One size shoe size does not fit all. However using a key intelligence can help us to find ways to communicate with a young person, and for the young person to express themselves, to learn and grow. The multiple intelligence theory is a theory of learning in educational psychology.
Today I'd like to focus on the verbal/linguistic key intelligence and expand a little more on how it and creativity may be useful within the realms of therapy. The verbal linguistic key intelligence is associated with reading, writing, responding to tone, tempo, rhythm, focusing on spoken word, sounds and different languages. A person who may be seen to be a verbal/linguistic learner may be a good story teller, a writer, a poet, and become a teacher or journalist. Often we can spot a someone who may fit into the verbal/linguistic category as they may be hiding in a book.
This is not to say they are pigeon holed of course, many of us learn well in multiple ways. For example, I relate most to the logical/mathematical key intelligence. I like lists and order, but I also associate myself with the interpersonal learning style (key intelligence). An example of how we can apply this theory in practice can be seen by looking at the experience we had with a participant a few years ago, who spent a great deal of time reading while we were in the bush and excelling at writing in her journal, but having some difficulties thinking about the future, and experiencing anxiety and sadness. We gave her a journal exercise that involved writing song lyrics or poem about the past, present and future. This participant wrote an incredible three piece story in the form of lyrics over three different songs with a focus on the sadness of the past, an acceptance for the day and a readiness for tomorrow.
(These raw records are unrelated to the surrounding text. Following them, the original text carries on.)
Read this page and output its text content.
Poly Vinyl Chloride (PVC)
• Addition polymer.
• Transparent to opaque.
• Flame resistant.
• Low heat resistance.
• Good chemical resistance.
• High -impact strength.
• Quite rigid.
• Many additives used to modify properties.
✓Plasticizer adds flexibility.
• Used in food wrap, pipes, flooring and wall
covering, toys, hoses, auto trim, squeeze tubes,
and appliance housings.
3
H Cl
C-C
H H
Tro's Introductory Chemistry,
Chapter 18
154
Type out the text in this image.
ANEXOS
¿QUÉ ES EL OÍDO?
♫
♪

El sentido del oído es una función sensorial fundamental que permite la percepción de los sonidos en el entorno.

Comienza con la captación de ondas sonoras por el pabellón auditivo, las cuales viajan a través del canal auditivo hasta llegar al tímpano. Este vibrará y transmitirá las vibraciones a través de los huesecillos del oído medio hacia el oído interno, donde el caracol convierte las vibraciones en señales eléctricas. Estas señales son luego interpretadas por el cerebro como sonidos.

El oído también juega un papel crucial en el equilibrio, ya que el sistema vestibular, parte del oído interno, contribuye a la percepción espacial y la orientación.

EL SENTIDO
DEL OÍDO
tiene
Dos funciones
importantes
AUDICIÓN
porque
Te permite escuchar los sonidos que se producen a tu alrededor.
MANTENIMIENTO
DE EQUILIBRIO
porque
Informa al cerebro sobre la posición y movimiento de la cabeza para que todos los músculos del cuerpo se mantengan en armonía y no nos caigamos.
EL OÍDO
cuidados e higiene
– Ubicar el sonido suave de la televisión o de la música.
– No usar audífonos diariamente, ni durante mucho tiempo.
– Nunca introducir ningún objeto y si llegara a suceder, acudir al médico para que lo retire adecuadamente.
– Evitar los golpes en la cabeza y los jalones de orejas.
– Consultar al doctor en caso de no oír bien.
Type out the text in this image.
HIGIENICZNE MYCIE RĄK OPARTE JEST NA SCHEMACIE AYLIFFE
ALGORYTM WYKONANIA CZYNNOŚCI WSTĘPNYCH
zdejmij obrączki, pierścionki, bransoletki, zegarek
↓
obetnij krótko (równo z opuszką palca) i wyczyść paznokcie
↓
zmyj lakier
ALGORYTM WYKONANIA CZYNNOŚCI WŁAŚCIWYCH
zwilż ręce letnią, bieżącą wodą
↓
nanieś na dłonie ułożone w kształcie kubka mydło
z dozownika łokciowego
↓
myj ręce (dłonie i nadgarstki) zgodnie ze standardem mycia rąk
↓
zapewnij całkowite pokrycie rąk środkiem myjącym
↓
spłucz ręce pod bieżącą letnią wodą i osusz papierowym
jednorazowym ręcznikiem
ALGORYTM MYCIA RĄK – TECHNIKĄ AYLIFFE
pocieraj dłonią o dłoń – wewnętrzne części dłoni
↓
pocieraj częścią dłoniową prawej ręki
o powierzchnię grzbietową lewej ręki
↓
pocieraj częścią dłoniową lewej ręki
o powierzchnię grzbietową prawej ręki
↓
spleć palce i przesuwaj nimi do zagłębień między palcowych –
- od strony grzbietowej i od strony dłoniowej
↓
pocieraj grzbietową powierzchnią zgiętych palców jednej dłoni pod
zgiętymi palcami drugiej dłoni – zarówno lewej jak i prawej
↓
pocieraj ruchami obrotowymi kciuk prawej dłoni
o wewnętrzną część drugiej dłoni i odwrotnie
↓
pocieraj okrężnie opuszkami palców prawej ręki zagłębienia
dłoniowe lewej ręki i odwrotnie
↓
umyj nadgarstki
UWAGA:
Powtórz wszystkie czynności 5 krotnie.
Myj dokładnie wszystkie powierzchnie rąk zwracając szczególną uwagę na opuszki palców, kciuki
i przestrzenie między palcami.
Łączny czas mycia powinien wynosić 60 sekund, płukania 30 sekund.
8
This exercise allowed this young person to be expressive and creative, using her strengths (her key intelligence) to begin to find perspective and create change within herself. It gave her the chance to create a storyline of her life, in a creative and quite an objective way – which for her, was the beginning of change.
Another example of the use of this key intelligence may be asking a participant to write a letter to their self, from a 60 year old version of themselves. These exercises and use of the verbal/linguistic intelligence allows the young person to step outside of usual thought patterns concerning themselves. It has been an excellent tool for facilitating the 'preparation' stage of change. Once a young person can begin to prepare for change, a lot of the hard work may have already happened, simply by the introduction of new thoughts and the disruption of old thought patterns.
I am particularly interested in the verbal/linguistic key intelligence as it involves a huge element of creativity. Specifically, what is happening when we are being creative? How can creativity be therapeutic? When engaging in a creative process, research has suggested that often the brain is in a flow state, or 'the mental state of being completely present and fully immersed in a task'.
The flow state is a term derived from positive psychology. It happens when we are fully immersed in one thing. It is a lot like mindfulness, or 'living in the moment'. The 'flow state' is what is happening in the brain. It is a state of consciousness. Neuroscientists have discovered that pleasure seeking chemicals are released into the brain, whilst in a flow state. Researchers have also found that many rappers and jazz musicians are often in the 'flow state' whilst engaged in creative improvisation. So for a young person, who is more inclined to engage verbally, or with writing, providing them with a creative task allows them to not only view their life and the world around them differently as mentioned previously, but might also allow them to enter this flow state.